Nearly 200 protesters were arrested on the steps of the Capitol at a rally in December.

The occasion? Thousands had gathered there to demand that Congress pass “Dream Act” legislation to protect from deportation young “undocumented” immigrants brought to this country by their illegal-alien parents.

Many of those who took part in that demonstration—as well as in an encampment on the National Mall and in a series of sit-ins in congressional offices—are themselves these so-called “Dreamers,” who would be the beneficiaries of the legislation they’re demanding Congress enact.

Far from being in “the shadows,” as we are constantly told, these illegal immigrants are unabashedly out in the open at these demonstrations.

“I am somebody! And I demand full equality!” about a dozen of them bellowed last week in the corridors of the Russell Senate Office Building, according to a report in The Washington Post. “Right here. Right now.”

Can we just say it? There’s something unseemly—and unsavory—about anyone who is in the country illegally “demanding” anything.

Emboldened by eight years of President Barack Obama’s de minimis efforts to stem the tide of illegal immigrants flooding into the country, the estimated 700,000 “Dreamers” in effect are saying, “We have a right to stay.”

No, they don’t.

Is this any different than shoplifters demanding that they be allowed to keep what they—or, in this case, their illegal-immigrant parents—have stolen?

No, it isn’t.

There are laws on the books against being in possession of stolen property, even if you weren’t the one who stole that property.

The heartstring-tugging “they were brought here through no fault of their own as kids” PR campaign by the “Dreamers” and their megaphones in the liberal media doesn’t change that fact.

Orchestrated by countless immigrant rights groups, the demonstrators have denounced President Donald Trump’s tough immigration policies, which have reduced illegal border crossings to a 45-year low, according to a Dec. 5 report by the Department of Homeland Security.

But the protests are now primarily intended to bring pressure to bear on Democrats in Congress to find a way to replace Obama’s Deferred Action for Childhood Arrivals executive order, an unconstitutional action that shielded the “Dreamers” from deportation and enabled them to receive renewable two-year work permits, seemingly in perpetuity.

Obama promulgated DACA in June 2012 after repeatedly acknowledging he had no legal—much less, constitutional—authority to do so.

As such, Trump had little choice but to rescind it, although he did give Congress until March 5 (when the work permits begin expiring) to enact DACA, or something like it, into law in proper, legal fashion.

A number of bills before Congress would do just that, allowing the young illegal immigrants to remain in the country legally (and presumably permanently), cleaning up the mess Obama created.

In a galling show of ingratitude, however, those same “Dreamers”—the would-be recipients of our solicitude, which we’re under no obligation to provide—are demanding that any Dream Act legislation be a “clean” bill.

By “clean,” they mean that the legislation should not accede to Trump’s insistence that DACA be coupled with other provisions to strengthen border security and to reform our immigration laws.

The “Dreamers” were furious at Senate Democrats last week for their unwillingness to try to hold hostage a stopgap government funding bill to get DACA passed.

There was delicious irony in Democrats being hoisted on their own petard over not wanting to be seen as responsible for shutting down the government in the process.

This was an uncharacteristic instance where, when the open-borders lobby yelled “Jump!” Democrats didn’t whimper, “How high?”

It’s not bad enough that the “Dreamers” are making demands that they have no right to make in the first place.
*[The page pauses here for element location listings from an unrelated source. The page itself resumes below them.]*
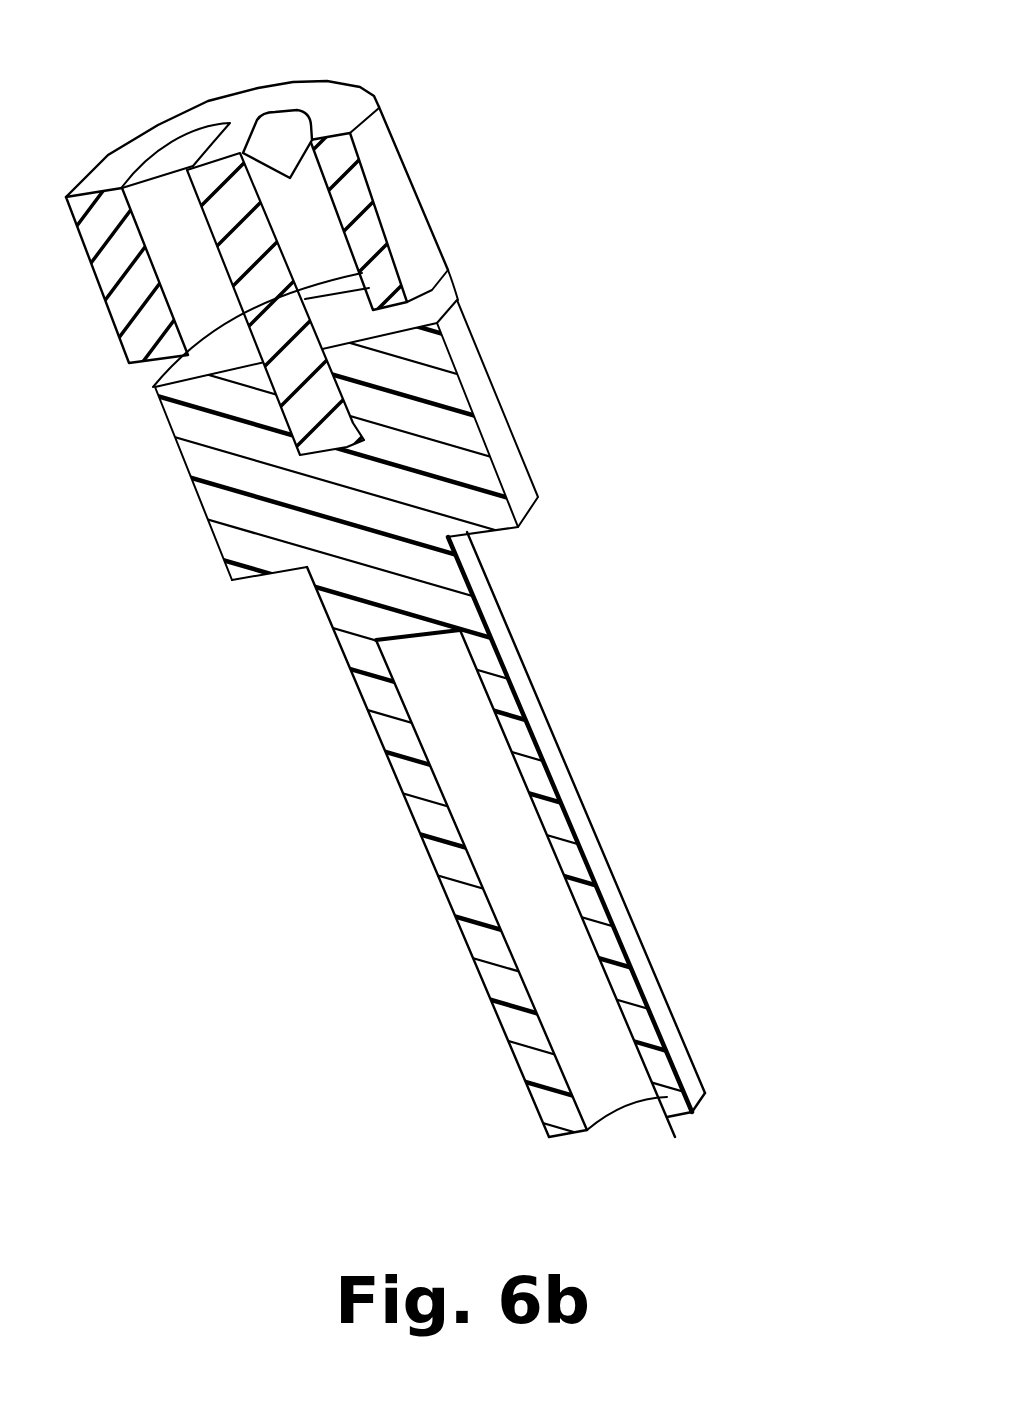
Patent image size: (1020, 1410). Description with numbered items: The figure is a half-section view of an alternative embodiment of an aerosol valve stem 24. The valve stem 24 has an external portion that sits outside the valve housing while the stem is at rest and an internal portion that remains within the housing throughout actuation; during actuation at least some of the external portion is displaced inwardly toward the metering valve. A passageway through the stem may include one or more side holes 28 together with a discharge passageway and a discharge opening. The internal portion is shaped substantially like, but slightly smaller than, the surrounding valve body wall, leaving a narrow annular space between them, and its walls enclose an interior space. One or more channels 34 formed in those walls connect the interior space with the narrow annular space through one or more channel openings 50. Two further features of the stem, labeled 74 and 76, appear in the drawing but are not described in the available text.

The valve stem 24 is at (793, 652).
The side holes 28 is at (511, 753).
The channels 34 is at (405, 318).
The channel openings 50 is at (449, 278).
The key pin 74 is at (308, 436).
The rounded boss 76 is at (268, 160).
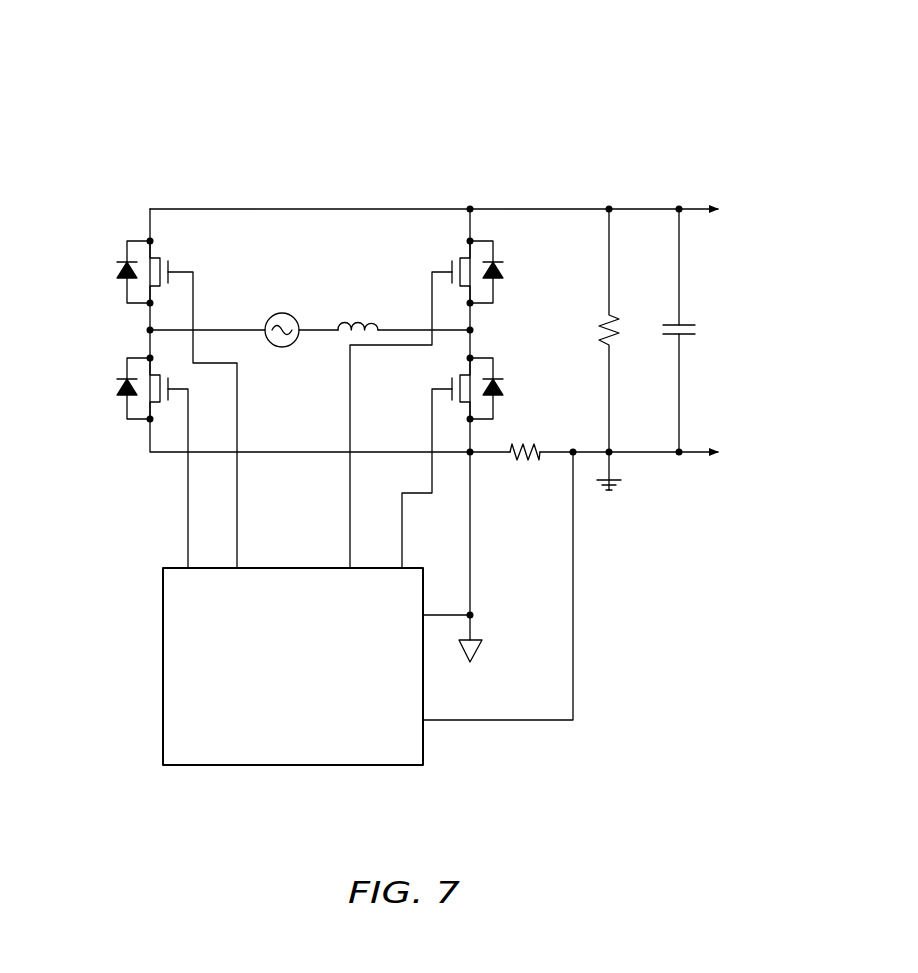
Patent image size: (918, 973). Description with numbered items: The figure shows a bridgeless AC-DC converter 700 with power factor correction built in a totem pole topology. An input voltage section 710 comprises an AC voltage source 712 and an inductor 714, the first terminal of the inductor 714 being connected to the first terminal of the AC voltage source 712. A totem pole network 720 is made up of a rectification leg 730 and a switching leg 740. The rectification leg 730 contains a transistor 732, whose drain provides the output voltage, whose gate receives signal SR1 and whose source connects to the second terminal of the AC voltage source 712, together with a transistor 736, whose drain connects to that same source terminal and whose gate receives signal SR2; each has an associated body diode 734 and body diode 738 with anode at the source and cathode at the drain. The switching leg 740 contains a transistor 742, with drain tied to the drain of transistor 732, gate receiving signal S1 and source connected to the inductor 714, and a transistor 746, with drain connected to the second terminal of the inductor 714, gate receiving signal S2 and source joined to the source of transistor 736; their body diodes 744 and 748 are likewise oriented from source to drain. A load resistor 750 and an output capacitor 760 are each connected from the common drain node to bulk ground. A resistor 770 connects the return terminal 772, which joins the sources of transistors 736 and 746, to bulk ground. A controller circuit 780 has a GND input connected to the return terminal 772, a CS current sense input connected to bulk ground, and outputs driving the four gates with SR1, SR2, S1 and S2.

The bridgeless AC-DC converter 700 is at (148, 42).
The input voltage section 710 is at (278, 310).
The AC voltage source 712 is at (292, 316).
The inductor 714 is at (363, 324).
The totem pole network 720 is at (217, 178).
The rectification leg 730 is at (171, 188).
The transistor 732 is at (157, 258).
The body diode 734 is at (122, 279).
The transistor 736 is at (157, 375).
The body diode 738 is at (122, 395).
The switching leg 740 is at (487, 188).
The transistor 742 is at (458, 258).
The body diode 744 is at (503, 272).
The transistor 746 is at (458, 376).
The body diode 748 is at (503, 390).
The load resistor 750 is at (600, 330).
The output capacitor 760 is at (690, 330).
The resistor 770 is at (522, 458).
The return terminal 772 is at (474, 456).
The controller circuit 780 is at (163, 637).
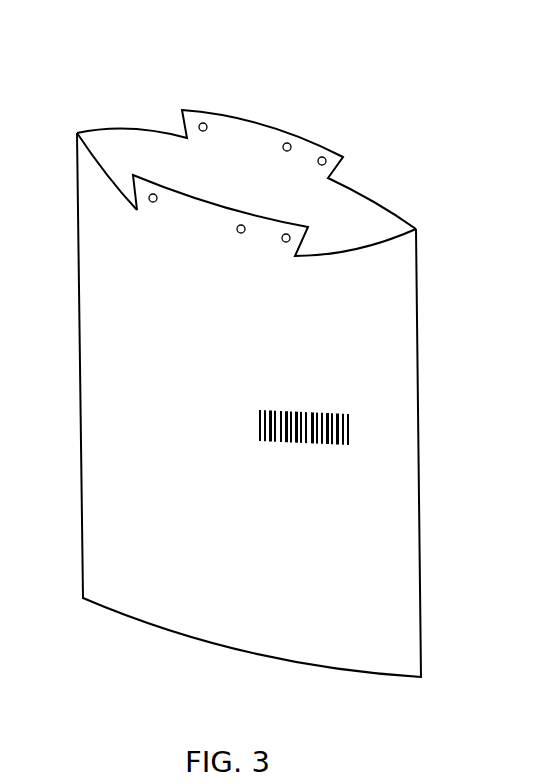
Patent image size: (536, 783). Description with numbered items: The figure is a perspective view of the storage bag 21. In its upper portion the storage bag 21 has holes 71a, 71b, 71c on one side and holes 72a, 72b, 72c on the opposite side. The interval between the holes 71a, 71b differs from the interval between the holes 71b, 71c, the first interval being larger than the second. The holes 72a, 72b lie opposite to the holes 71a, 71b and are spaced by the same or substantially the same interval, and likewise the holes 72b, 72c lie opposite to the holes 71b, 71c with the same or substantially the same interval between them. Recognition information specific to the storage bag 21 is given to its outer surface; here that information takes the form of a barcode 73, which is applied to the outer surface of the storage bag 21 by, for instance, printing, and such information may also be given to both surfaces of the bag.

The storage bag 21 is at (352, 46).
The hole 71a is at (149, 201).
The hole 71b is at (237, 232).
The hole 71c is at (282, 241).
The hole 72a is at (203, 123).
The hole 72b is at (287, 143).
The hole 72c is at (323, 157).
The barcode 73 is at (349, 418).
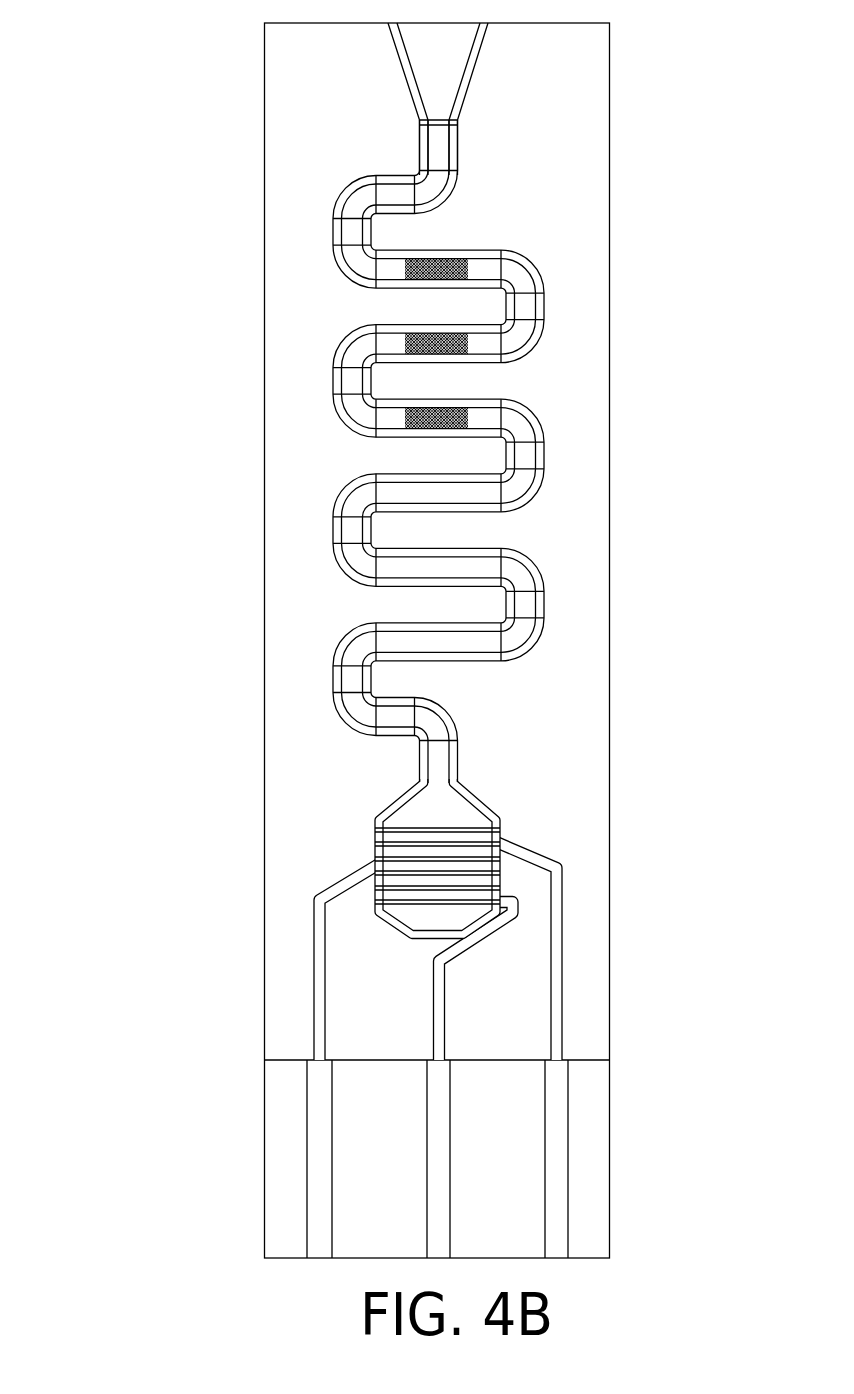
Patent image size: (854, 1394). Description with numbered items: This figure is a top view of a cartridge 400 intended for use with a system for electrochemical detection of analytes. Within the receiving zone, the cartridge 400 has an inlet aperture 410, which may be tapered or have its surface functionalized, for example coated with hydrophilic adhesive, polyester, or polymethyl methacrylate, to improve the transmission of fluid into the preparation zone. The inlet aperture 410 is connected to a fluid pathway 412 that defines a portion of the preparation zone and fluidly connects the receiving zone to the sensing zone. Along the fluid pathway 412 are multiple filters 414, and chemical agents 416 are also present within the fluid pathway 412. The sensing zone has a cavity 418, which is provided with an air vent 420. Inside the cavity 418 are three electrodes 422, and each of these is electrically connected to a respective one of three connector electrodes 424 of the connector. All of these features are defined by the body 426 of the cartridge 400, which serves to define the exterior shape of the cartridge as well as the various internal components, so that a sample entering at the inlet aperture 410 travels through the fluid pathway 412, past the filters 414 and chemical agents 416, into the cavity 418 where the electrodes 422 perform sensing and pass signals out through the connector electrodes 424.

The cartridge 400 is at (383, 640).
The inlet aperture 410 is at (440, 68).
The fluid pathway 412 is at (352, 232).
The filters 414 is at (455, 174).
The chemical agents 416 is at (453, 418).
The cavity 418 is at (403, 820).
The air vent 420 is at (438, 951).
The electrodes 422 is at (438, 865).
The connector electrodes 424 is at (322, 1163).
The body 426 is at (555, 697).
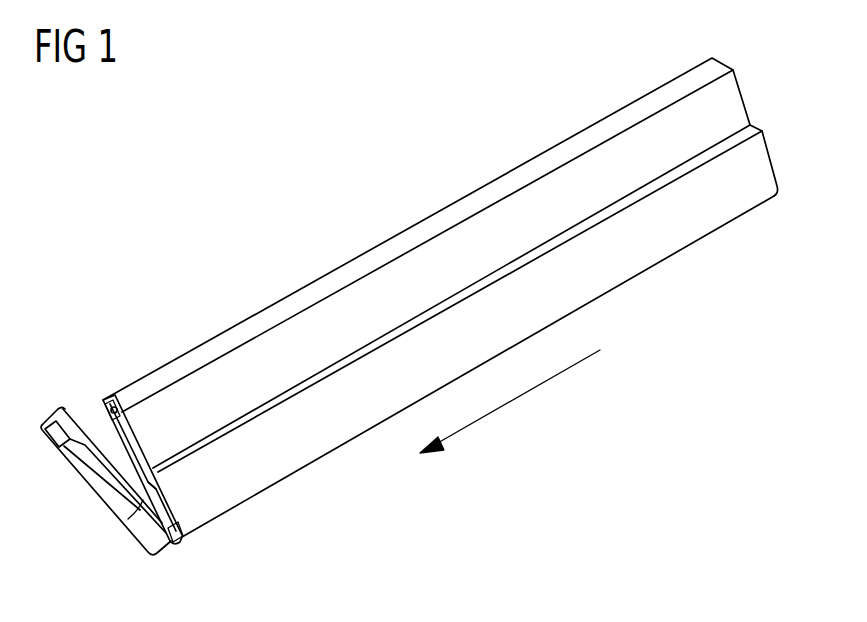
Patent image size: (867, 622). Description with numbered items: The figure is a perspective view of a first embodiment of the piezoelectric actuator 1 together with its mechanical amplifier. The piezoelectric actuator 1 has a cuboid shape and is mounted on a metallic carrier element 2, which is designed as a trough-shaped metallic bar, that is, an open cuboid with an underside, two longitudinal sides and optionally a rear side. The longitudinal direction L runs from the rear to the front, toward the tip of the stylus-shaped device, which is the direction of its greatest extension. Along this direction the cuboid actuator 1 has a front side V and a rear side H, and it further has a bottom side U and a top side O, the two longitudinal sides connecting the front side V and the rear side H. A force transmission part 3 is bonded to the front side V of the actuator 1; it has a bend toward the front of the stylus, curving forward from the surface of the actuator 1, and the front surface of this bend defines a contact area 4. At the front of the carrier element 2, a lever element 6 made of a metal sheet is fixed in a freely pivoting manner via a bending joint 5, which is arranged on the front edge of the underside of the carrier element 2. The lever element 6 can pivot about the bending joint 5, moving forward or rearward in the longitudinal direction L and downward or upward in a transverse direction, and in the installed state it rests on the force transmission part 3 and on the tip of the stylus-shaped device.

The piezoelectric actuator 1 is at (459, 301).
The carrier element 2 is at (761, 163).
The force transmission part 3 is at (106, 417).
The contact area 4 is at (128, 519).
The bending joint 5 is at (176, 546).
The lever element 6 is at (80, 477).
The top side O is at (357, 272).
The bottom side U is at (276, 511).
The front side V is at (120, 397).
The rear side H is at (762, 99).
The longitudinal direction L is at (516, 400).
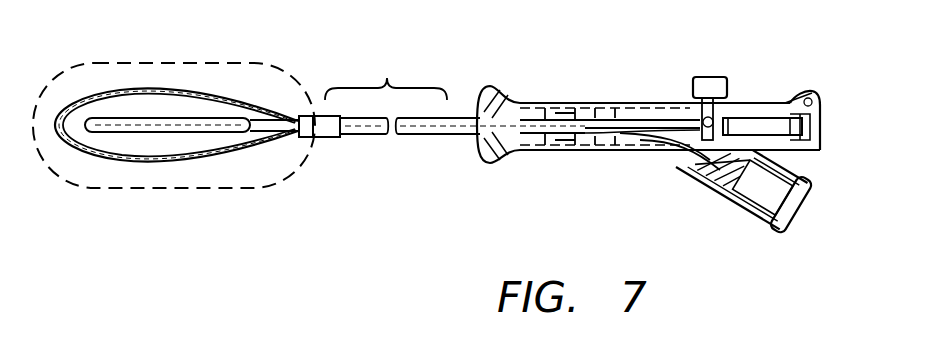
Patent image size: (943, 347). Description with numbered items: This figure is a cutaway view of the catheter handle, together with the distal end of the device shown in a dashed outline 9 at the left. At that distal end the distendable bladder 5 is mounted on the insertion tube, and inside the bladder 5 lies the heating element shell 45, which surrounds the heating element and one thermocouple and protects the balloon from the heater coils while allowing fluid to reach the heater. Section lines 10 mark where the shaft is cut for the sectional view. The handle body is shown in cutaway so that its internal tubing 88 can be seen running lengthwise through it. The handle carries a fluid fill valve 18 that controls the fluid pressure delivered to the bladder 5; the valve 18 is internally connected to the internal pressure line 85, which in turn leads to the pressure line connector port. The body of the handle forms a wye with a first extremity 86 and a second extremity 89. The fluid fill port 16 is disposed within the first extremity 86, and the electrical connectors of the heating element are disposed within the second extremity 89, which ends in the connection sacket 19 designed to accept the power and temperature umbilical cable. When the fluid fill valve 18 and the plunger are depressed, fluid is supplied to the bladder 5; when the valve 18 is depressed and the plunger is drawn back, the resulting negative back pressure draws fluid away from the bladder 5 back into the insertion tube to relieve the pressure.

The distendable bladder 5 is at (135, 88).
The distal end region 9 is at (172, 190).
The heating element shell 45 is at (115, 135).
The handle body / section line 10 is at (445, 60).
The inner tube 88 is at (615, 105).
The internal pressure line 85 is at (680, 160).
The fluid fill valve 18 is at (706, 75).
The first extremity 86 is at (815, 108).
The fluid fill port 16 is at (825, 132).
The second extremity 89 is at (805, 210).
The connection sacket 19 is at (783, 230).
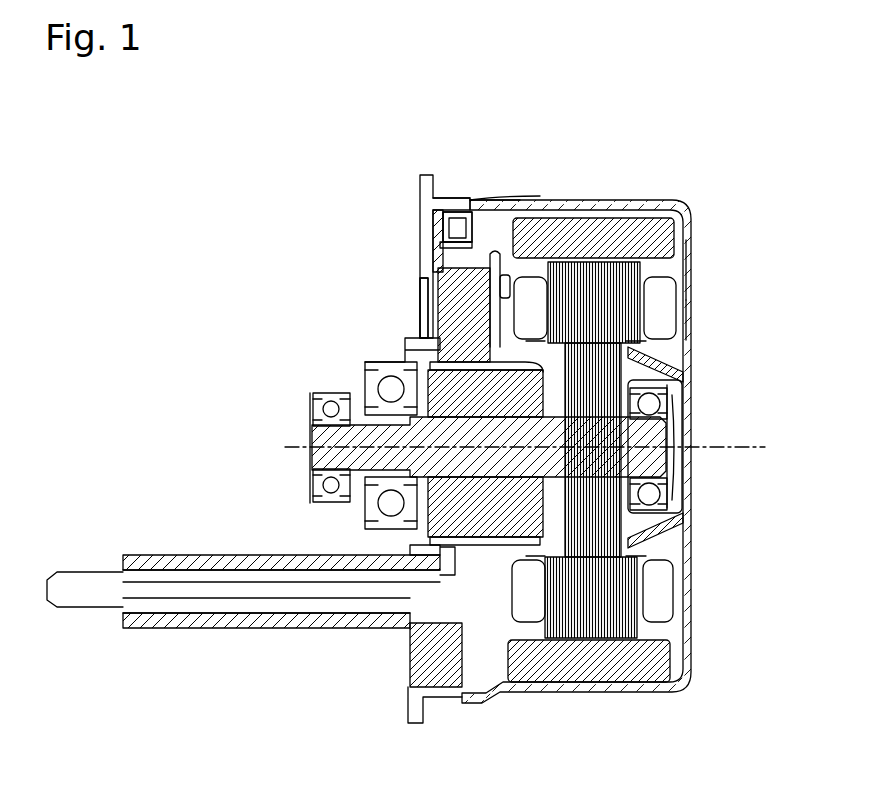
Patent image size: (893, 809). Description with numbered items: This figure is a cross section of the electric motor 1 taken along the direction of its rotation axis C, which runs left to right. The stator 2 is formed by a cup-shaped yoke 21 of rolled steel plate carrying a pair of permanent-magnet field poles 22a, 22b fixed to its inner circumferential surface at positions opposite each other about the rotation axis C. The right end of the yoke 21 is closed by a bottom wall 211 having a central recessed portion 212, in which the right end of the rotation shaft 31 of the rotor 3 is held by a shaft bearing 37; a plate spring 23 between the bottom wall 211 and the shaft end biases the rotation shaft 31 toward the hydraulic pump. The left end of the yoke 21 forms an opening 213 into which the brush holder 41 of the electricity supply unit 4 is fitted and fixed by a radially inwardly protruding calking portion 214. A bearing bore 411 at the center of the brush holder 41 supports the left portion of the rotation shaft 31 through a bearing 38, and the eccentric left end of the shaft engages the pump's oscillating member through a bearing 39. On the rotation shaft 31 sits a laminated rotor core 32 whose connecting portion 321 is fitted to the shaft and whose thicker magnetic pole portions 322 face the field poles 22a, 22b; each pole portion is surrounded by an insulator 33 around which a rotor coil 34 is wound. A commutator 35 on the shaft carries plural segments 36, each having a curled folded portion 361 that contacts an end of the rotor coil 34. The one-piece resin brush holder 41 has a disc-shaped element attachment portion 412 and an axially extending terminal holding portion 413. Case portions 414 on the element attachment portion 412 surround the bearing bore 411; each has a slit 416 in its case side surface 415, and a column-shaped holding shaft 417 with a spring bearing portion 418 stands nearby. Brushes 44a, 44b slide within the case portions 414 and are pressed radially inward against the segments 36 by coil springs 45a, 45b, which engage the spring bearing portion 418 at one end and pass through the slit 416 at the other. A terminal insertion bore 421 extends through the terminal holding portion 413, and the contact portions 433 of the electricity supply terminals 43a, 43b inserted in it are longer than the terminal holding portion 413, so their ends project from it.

They also want those demands fulfilled on their own terms.

That should be a nonstarter, because Trump and the GOP border hawks hold all the cards in this debate.

Republicans should not blithely deal those cards away, despite the 35 centrist and liberal House Republicans providing them cover in calling for the “Dreamers” not only to be legalized, but also to be given a 10-year path to citizenship.

It’s not clear whether these three dozen Republican lawmakers are suicidal or merely self-delusional in thinking they or their party would get any credit, much less votes, from the illegal immigrants—who comic Jay Leno once half-jokingly called “undocumented Democrats”—if they were granted citizenship, and with it the right to vote.

The Republican leadership on the Hill has indicated that floor time will be set aside for debating Dream Act-style legislation in January, but if that was a signal that they might be going wobbly, Trump made it clear Dec. 29 that he is not.

“The Democrats have been told, and fully understand, that there can be no DACA without the desperately needed WALL at the Southern Border and an END to the horrible Chain Migration & ridiculous Lottery System of Immigration, etc.,” the president tweeted Friday morning. “We must protect our Country at all cost.”

The “Dreamers”—who, remember, have no right to be here in the first place—should have no say, much less a veto, over the terms under which we grant them what they “demand,” if we choose to do so at all.